Souvent maladroit, cherchant en permanence à trouver son ton, peinant à faire cohabiter toutes ses intrigues (le plan du braquage de Wesley Pendergrass jure avec le reste de l’intrigue) et claudiquant sur le plan formel, Homeboy est à la fois un film typique de la fin des 80’s, porté par la musique de Michael Kamen et Eric Clapton, et en même temps, un projet personnel et auto-destructeur qui finit par emporter l’adhésion in-extremis, sur un ultime plan d’une sensibilité extrême, que l’on peut voir comme une vision onirique. Une conclusion sincère et déchirante. Parfaite.
Image
L’édition propose un master globalement propre, sans défauts majeurs. Même si les contrastes manquent parfois un peu de relief, cette copie haute définition s’avère cependant d’excellente qualité, apparemment bien meilleure que les précédentes éditions déjà sorties auparavant, et permet de goûter à un grain fort agréable, pour une image plutôt juste sur la précision et les détails.
Son
La version originale offre globalement plus de détails et de naturel que la piste française. Les dialogues sont clairs et limpides, la part importante laissée à la musique du duo Michael Kamen/Eric Clapton ambiance la majeure partie du film avec efficacité.

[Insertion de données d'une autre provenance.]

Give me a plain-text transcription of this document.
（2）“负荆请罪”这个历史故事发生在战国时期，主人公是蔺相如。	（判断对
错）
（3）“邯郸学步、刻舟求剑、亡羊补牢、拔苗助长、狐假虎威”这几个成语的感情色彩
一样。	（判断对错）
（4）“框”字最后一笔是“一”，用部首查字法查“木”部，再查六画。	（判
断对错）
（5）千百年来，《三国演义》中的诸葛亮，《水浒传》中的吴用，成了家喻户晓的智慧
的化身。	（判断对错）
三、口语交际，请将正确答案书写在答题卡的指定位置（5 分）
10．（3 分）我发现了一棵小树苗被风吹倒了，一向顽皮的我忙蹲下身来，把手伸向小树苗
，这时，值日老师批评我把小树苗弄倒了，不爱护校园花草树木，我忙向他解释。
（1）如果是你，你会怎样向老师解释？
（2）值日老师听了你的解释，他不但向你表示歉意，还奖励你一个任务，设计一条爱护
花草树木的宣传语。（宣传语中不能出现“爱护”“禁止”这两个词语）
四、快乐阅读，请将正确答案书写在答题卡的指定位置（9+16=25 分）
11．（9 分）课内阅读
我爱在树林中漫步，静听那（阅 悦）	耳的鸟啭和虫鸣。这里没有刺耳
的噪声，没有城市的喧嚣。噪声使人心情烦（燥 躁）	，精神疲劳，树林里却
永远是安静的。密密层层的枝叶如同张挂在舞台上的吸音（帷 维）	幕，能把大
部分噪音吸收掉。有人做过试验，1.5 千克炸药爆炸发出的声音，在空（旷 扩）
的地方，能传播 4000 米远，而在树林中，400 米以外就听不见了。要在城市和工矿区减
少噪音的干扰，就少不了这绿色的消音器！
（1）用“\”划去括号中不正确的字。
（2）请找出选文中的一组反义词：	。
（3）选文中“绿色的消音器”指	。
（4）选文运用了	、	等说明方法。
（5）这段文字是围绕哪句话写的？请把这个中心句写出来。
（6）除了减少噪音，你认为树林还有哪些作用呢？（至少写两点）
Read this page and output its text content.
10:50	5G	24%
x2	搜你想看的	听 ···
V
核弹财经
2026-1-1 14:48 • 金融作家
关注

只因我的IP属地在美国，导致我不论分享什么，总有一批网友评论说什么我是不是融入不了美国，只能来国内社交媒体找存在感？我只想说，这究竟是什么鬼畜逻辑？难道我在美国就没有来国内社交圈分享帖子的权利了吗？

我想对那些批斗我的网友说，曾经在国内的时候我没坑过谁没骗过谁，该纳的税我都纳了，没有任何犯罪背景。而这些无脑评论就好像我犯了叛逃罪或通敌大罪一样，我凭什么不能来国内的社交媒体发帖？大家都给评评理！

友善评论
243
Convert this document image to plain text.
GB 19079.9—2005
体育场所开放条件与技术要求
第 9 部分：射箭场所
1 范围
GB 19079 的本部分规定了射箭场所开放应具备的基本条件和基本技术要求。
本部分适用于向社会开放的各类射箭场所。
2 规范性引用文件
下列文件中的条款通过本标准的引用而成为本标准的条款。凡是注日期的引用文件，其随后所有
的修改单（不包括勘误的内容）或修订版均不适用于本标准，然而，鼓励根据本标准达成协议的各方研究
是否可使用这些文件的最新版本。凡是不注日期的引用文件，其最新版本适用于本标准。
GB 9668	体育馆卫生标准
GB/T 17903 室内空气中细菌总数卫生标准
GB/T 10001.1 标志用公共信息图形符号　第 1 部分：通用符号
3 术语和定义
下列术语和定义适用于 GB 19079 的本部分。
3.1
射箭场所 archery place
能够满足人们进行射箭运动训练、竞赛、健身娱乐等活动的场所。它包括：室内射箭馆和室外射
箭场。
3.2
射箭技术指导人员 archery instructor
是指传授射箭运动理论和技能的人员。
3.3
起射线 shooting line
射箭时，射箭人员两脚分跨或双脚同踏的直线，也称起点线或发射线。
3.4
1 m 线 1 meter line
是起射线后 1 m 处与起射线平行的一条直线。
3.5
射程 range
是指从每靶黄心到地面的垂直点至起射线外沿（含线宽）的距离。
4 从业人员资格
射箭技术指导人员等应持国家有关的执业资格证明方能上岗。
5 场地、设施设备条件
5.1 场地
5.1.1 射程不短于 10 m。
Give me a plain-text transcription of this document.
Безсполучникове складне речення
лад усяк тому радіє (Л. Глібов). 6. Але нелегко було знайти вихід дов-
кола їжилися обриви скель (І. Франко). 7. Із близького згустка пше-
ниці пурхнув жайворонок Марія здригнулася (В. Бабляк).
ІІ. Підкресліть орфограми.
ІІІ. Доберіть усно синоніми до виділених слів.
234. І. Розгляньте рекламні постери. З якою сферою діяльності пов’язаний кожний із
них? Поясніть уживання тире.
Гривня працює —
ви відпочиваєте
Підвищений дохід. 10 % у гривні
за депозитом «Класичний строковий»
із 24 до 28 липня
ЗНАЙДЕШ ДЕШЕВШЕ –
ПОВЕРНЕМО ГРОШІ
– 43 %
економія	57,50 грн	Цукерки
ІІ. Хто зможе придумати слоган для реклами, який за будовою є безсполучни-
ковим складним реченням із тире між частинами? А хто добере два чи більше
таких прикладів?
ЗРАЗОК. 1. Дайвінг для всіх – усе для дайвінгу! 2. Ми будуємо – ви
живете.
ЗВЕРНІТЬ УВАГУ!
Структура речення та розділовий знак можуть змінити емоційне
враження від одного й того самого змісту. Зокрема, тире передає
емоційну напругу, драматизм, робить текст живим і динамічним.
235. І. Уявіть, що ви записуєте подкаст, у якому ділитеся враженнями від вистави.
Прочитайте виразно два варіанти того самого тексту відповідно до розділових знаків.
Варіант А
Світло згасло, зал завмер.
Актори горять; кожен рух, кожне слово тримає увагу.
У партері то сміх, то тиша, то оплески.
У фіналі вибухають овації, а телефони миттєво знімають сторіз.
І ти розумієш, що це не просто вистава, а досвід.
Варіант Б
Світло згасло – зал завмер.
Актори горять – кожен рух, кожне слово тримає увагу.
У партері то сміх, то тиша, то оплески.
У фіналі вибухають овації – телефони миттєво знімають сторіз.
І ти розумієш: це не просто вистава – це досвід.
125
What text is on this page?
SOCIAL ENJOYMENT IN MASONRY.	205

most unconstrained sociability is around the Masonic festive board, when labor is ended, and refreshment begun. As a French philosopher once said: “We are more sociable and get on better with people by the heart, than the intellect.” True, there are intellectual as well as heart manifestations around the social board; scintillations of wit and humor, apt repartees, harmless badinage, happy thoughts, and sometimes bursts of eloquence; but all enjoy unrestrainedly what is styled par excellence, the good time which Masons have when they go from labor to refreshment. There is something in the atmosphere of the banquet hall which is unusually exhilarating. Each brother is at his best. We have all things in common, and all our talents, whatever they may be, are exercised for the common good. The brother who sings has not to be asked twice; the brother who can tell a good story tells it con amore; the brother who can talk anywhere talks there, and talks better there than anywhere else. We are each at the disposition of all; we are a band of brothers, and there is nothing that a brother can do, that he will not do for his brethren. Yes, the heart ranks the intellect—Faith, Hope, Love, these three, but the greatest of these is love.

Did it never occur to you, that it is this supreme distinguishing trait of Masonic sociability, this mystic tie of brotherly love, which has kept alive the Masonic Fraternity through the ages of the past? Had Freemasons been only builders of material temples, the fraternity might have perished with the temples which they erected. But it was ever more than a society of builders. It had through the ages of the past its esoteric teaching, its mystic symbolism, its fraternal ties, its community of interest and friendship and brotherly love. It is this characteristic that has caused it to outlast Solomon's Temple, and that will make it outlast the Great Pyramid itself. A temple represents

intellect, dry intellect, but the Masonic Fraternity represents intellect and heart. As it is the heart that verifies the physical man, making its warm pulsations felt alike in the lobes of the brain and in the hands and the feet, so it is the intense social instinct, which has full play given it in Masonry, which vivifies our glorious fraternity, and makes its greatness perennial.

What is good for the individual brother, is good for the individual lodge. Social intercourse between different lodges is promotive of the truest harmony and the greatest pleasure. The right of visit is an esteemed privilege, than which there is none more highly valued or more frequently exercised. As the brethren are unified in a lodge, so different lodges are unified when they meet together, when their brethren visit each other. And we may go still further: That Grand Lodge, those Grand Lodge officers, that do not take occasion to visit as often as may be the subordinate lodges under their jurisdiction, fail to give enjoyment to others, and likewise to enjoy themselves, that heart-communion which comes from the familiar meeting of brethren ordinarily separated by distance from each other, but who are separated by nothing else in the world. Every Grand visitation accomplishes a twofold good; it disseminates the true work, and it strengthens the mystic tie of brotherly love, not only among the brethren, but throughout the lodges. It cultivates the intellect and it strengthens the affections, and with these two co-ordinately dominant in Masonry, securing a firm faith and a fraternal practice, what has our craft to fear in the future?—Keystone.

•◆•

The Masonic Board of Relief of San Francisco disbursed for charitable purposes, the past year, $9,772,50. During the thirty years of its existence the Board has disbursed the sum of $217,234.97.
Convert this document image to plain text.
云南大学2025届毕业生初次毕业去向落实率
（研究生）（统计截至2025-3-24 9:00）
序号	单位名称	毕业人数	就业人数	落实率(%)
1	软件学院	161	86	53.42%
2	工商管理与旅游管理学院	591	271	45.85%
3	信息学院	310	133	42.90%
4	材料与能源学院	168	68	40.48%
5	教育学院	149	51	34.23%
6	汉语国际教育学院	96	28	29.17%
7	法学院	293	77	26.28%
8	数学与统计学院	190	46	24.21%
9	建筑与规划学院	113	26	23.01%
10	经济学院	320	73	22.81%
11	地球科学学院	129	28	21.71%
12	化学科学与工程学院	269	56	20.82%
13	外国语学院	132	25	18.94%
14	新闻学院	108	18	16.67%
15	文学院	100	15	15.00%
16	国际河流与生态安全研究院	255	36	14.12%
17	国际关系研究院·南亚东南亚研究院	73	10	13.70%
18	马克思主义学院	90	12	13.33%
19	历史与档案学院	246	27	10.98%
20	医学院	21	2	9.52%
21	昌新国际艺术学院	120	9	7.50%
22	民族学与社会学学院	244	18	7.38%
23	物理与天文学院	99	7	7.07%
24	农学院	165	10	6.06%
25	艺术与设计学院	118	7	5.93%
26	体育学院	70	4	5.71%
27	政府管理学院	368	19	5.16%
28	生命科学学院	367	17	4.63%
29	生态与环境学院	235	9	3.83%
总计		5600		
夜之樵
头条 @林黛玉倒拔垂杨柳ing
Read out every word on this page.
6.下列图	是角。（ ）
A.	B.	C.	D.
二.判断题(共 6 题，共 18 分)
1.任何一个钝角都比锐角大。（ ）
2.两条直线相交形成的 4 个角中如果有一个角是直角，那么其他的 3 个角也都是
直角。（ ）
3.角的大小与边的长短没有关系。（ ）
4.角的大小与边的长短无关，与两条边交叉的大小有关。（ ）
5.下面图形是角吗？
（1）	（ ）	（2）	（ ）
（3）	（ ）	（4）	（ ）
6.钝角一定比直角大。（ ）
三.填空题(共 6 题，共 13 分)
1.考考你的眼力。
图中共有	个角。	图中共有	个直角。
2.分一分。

Petit bémol sur les scènes de boxe, qui souffrent de bruitages des coups portés totalement irréalistes, sortant tout droit des films de Terence Hill et Bud Spencer (on exagère mais bon…) et qui handicapent la crédibilité des combats.
Interactivité
L’éditeur BQHL propose un seul bonus : un entretien avec Stéphane Moïssakis, journaliste à Captur’Mag, qui décortique le projet du film, le replace dans son contexte et évoque les carrières de ses différents protagonistes. Un module particulièrement intéressant, qui permet de mieux comprendre les aspirations et motivations de Mickey Rourke sur le film.
Liste des bonus
Entretien avec le journaliste Stéphane Moïssakis (27′).